I don't have an issue with porn .we watch it together on occasions, it's just that I wish he would want me more .
12 Replies
Yep. The issue for me is that I'm not getting enough. So if he's doing it himself and not being arsed with me then I am not ok with that.
Calm down. Masturbation is important for people. I have a vert active and fulfilling sex life, but when i’m alone and stressed i will play with myself (i’m a woman). It relaxes me. My partner knows i do this, he also does it, in the shower mostly. It’s normal and natural and trying to stop someone from being able to do it is disgusting. Your poor husband. You need to get some therapy to help you with your obsession. Masturbation is not about being attracted or not to your spouse, it is about relaxtion, destressing and self love. Discovering new things that feel good. For me, it helps to increase my sex drive because i feel sexy afterwards, i can’t wait to get my man.
Take a breathe and get a therapist to help you deal with your issues.
This is not healthy behaviour at all
Wow, that all seems very obsessive to me. Not to make you feel worse but he doesn’t have to masterbate at home - he could do it in the car, work bathrooms. You can’t watch him 24/7. I think you might need some therapy to help you.

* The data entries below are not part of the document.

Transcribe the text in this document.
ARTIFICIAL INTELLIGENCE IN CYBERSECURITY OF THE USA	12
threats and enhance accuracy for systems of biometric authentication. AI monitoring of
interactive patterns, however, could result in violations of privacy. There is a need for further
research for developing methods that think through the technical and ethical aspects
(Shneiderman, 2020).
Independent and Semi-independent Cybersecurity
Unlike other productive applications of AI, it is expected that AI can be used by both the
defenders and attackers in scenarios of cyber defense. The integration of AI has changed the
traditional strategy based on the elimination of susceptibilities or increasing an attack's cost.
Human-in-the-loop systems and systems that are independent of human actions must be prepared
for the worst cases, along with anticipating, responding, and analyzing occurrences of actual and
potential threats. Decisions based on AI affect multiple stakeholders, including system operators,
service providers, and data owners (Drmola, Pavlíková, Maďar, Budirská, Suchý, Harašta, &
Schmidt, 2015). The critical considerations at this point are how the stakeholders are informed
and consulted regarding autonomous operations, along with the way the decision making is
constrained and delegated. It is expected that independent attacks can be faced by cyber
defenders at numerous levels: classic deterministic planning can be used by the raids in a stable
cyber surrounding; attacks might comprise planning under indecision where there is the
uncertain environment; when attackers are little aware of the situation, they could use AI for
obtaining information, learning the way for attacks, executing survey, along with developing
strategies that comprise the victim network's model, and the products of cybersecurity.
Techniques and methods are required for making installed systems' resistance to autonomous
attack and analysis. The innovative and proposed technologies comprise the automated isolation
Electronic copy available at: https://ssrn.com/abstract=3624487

You are not reacting in a very healthy way. It’s way over the top.
Nobody owes you sexy everyday, your behaviour is obsessive.
And I have a high sex drive too.
I really think you need to examine your inner values and thought processes in regards to sex.
HAHAHAHA comedy hour for this chick 😂
Darling, your behaviour is verging into abuse territory. No, actually, I'm sorry but it is abuse...
You're stooping as low as removing personal care items so he can't use them, you're not allowing him any privacy and you're refusing to leave the house if he doesn't all in attempt to control him and his bodily autonomy.
You might not be explicitly verbalising that he can't wank but you are actively trying to stop him, so yes, you are telling him he can't.
Please get some help. Your husband doesn't deserve this and you are going to make yourself crazy if things continue.
Yep, if her husband was writing in, we’d tell him is wife is controlling and abusive, and that he needs to get out of there.
Please seek some help
Yeah this is crazy behaviour. I get that it comes from trying to hold on and create the relationship you want, but it’s very unhealthy. You have to realise that if he wants to cheat, wank, steal, gamble, smoke etc he will find the 2 minutes it takes if that’s what he wants to do no amount of control or watching like a hawk from you will stop it.
If you want a good relationship you have to let him do what he wants and watch, and if it doesn’t serve you then make your decision.
I also think wanking is separate to fucking, so what you’re doing definitely won’t increase sex for you but the sexual overbearing will definitely turn him off wanting sex with you.
I believe there are control issues for you. You're going well out of your way to make his life difficult. What's that about? Have you considered he has his own stash of lube? That he uses when not at home? I feel for him. You're really sounding unhinged
Seek support for yourself. Sometimes I just want to play with myself and I would not take it kindly if my partner tried to stop it.